Some food for thought on product or service quality. Deming defined it in relation to the value offered to the customer. Drucker had a similar customer-centric view when he said “Quality is not what the supplier put in, but what the customer gets out and is willing to pay for”. (Note: Deming did define a manufacturing centric view of quality in his effort divided by cost equation.)
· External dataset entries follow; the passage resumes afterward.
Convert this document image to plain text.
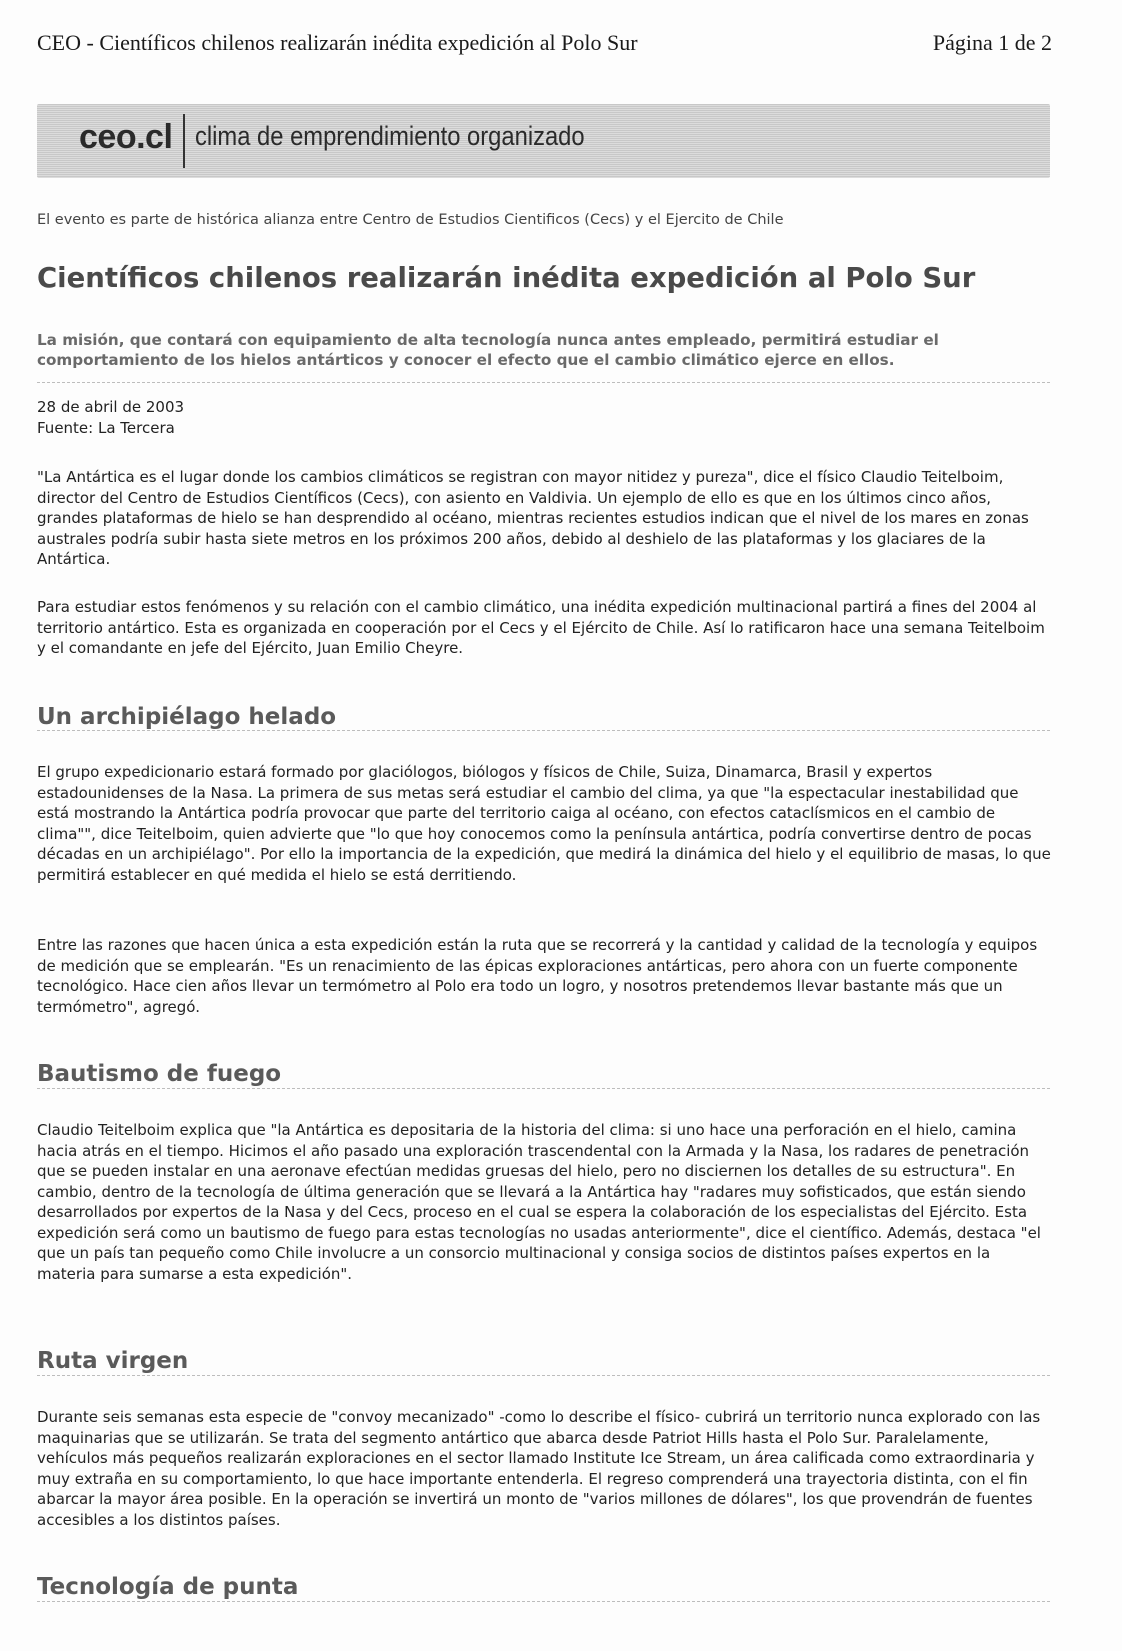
CEO - Científicos chilenos realizarán inédita expedición al Polo Sur	Página 1 de 2
ceo.cl clima de emprendimiento organizado
El evento es parte de histórica alianza entre Centro de Estudios Cientificos (Cecs) y el Ejercito de Chile
Científicos chilenos realizarán inédita expedición al Polo Sur

La misión, que contará con equipamiento de alta tecnología nunca antes empleado, permitirá estudiar el comportamiento de los hielos antárticos y conocer el efecto que el cambio climático ejerce en ellos.

28 de abril de 2003
Fuente: La Tercera

"La Antártica es el lugar donde los cambios climáticos se registran con mayor nitidez y pureza", dice el físico Claudio Teitelboim, director del Centro de Estudios Científicos (Cecs), con asiento en Valdivia. Un ejemplo de ello es que en los últimos cinco años, grandes plataformas de hielo se han desprendido al océano, mientras recientes estudios indican que el nivel de los mares en zonas australes podría subir hasta siete metros en los próximos 200 años, debido al deshielo de las plataformas y los glaciares de la Antártica.

Para estudiar estos fenómenos y su relación con el cambio climático, una inédita expedición multinacional partirá a fines del 2004 al territorio antártico. Esta es organizada en cooperación por el Cecs y el Ejército de Chile. Así lo ratificaron hace una semana Teitelboim y el comandante en jefe del Ejército, Juan Emilio Cheyre.

Un archipiélago helado

El grupo expedicionario estará formado por glaciólogos, biólogos y físicos de Chile, Suiza, Dinamarca, Brasil y expertos estadounidenses de la Nasa. La primera de sus metas será estudiar el cambio del clima, ya que "la espectacular inestabilidad que está mostrando la Antártica podría provocar que parte del territorio caiga al océano, con efectos cataclísmicos en el cambio de clima"", dice Teitelboim, quien advierte que "lo que hoy conocemos como la península antártica, podría convertirse dentro de pocas décadas en un archipiélago". Por ello la importancia de la expedición, que medirá la dinámica del hielo y el equilibrio de masas, lo que permitirá establecer en qué medida el hielo se está derritiendo.

Entre las razones que hacen única a esta expedición están la ruta que se recorrerá y la cantidad y calidad de la tecnología y equipos de medición que se emplearán. "Es un renacimiento de las épicas exploraciones antárticas, pero ahora con un fuerte componente tecnológico. Hace cien años llevar un termómetro al Polo era todo un logro, y nosotros pretendemos llevar bastante más que un termómetro", agregó.

Bautismo de fuego

Claudio Teitelboim explica que "la Antártica es depositaria de la historia del clima: si uno hace una perforación en el hielo, camina hacia atrás en el tiempo. Hicimos el año pasado una exploración trascendental con la Armada y la Nasa, los radares de penetración que se pueden instalar en una aeronave efectúan medidas gruesas del hielo, pero no disciernen los detalles de su estructura". En cambio, dentro de la tecnología de última generación que se llevará a la Antártica hay "radares muy sofisticados, que están siendo desarrollados por expertos de la Nasa y del Cecs, proceso en el cual se espera la colaboración de los especialistas del Ejército. Esta expedición será como un bautismo de fuego para estas tecnologías no usadas anteriormente", dice el científico. Además, destaca "el que un país tan pequeño como Chile involucre a un consorcio multinacional y consiga socios de distintos países expertos en la materia para sumarse a esta expedición".

Ruta virgen

Durante seis semanas esta especie de "convoy mecanizado" -como lo describe el físico- cubrirá un territorio nunca explorado con las maquinarias que se utilizarán. Se trata del segmento antártico que abarca desde Patriot Hills hasta el Polo Sur. Paralelamente, vehículos más pequeños realizarán exploraciones en el sector llamado Institute Ice Stream, un área calificada como extraordinaria y muy extraña en su comportamiento, lo que hace importante entenderla. El regreso comprenderá una trayectoria distinta, con el fin abarcar la mayor área posible. En la operación se invertirá un monto de "varios millones de dólares", los que provendrán de fuentes accesibles a los distintos países.

Tecnología de punta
Moving past traditional management science circles, I like Robert Pirsig’s philosophy on quality from his classic book, Zen and the Art of Motorcycle Maintenance. Here, Pirsig presents quality not as a thing, but “as an event” – representing a path to discovery of the “right facts” between the creator and her creation. When you apply his definition to knowledge work it begs the question – do we understand how quality is affected by the relationship between a worker and the tools and materials with which she works? Consider the elevated joy and satisfaction an individual derives from programming in Ruby vs. Visual Basic, for example. Returning to the definition proposed by both Deming and Drucker, it’s easy to imagine how Pirsig’s interpretation of quality is the event that leads to creation of customer value.
So there you have it, two perspectives on quality, one is customer centric, the other is manufacturing centric, both highly dependent on one another for the reasons Seth Godin presents in his quality of design vs. quality of manufacture post.
Can we therefore agree that in knowledge work, more important than our collective understanding of the characteristics that constitute ‘high-quality’ is the understanding of the subtle factors that allow these characteristics to emerge?